Fluffles had not, and still has not, distinguished himself as an expert in the arts, nor in history, nor even in metallurgy. He’d heard the phrase golden age, it sounded sweet to his ears, and his heart felt strangely warmed when repeating it.
It was during this time in my life that I finally concluded that no change was in the offing, no reform could be expected, and no improvement was possible. It was as though everyone had grown up eating greasy burgers and cold french fries, but was nevertheless divinely inspired to be a food critic for Bon Appétit and to teach at the Culinary Institute of America.
That’s when I knew for sure that it was over.
But I knew that while reform was impossible, someone somewhere was going to have to start to talk sense even if only to himself. Scrunchy-faced public emoting wherein adolescent and effeminate souls in funny hats try to use facial contortionism to convey transcendent ideas would not be convincing for much longer.
So for those who might want to begin a rational inquiry into why we call things good, better, and best, there is a book you ought to read.

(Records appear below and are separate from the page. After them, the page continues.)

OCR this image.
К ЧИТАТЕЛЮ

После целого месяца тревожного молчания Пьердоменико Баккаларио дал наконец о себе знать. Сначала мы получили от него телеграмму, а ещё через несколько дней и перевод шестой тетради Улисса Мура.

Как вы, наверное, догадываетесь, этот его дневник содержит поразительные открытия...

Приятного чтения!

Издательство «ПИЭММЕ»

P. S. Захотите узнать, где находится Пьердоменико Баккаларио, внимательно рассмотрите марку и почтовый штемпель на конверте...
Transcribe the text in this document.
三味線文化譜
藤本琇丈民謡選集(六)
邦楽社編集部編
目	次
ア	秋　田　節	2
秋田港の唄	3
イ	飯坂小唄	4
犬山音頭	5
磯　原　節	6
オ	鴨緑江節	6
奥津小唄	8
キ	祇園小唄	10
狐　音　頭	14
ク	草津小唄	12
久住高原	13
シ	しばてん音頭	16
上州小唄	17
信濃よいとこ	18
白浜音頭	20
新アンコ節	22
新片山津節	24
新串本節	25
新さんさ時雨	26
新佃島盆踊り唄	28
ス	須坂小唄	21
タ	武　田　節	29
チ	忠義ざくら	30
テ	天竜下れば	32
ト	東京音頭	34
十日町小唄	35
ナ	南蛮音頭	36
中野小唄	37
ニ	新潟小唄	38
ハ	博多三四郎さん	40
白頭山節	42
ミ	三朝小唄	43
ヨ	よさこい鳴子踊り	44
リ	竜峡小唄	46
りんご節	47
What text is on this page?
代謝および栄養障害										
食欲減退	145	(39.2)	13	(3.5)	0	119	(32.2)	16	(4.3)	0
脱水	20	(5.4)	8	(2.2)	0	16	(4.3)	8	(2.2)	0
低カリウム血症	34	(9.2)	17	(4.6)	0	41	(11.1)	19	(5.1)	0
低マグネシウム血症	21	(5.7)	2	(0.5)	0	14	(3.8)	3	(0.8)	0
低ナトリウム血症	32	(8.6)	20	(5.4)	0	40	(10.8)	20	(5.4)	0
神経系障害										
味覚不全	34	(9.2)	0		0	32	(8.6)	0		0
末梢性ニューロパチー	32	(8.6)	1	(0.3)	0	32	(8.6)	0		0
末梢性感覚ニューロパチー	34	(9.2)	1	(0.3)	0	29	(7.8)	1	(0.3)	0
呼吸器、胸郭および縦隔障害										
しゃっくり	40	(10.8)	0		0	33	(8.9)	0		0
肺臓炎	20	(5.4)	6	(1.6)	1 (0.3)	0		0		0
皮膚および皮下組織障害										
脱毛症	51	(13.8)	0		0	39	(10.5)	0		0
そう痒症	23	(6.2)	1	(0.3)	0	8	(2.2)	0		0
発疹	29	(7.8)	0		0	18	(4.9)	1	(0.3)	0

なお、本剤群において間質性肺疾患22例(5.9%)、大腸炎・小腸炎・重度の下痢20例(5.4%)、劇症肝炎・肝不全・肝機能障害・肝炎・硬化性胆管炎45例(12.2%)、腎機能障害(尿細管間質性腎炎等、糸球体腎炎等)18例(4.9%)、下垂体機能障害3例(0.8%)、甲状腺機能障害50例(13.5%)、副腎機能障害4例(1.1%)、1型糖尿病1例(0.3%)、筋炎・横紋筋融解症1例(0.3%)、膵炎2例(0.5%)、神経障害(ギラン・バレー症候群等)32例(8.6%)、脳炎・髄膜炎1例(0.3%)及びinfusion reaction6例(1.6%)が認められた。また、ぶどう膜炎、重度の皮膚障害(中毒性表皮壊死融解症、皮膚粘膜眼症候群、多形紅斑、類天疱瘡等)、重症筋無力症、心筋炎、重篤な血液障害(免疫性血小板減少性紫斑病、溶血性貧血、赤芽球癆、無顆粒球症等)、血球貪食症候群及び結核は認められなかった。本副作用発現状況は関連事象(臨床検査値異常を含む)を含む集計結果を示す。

I can recommend it indiscriminately because I have no fear that clowns like Fluffles will understand the book, will know what is important about it, or will even be able to finish reading it. It is a book for adults about serious things.
I don’t want to ruin the reading for anyone, but I will offer one introductory observation: when we say that God extends his grace to mankind, bear in mind as you read this book how God’s grace was extended to mankind. It was not grace that gave us just a Vivaldi or a Handel or a Bach; it was a grace that God brought out of the Thirty Years' War a set of conditions, a set of necessities, a set of sensibilities, a set of desires, a set of appetites, a set of skills that provided a meaning for all worship.
If you are an adult, you really ought to read it.
The day-to-day services of the Christian churches are embarrassing reminders of the fact that religion is losing its sublime godwardness.
There is irony here of a very high order. The religious movement that more conspicuously than any other attempted to make the gospel “relevant”, and the movement whose first recourse was always pop culture, now finds itself especially victimized.
Here are three Evangelical gurus pondering the sad impracticality of a misunderstood gospel.
They will be puzzling over this for some time, I’ll wager.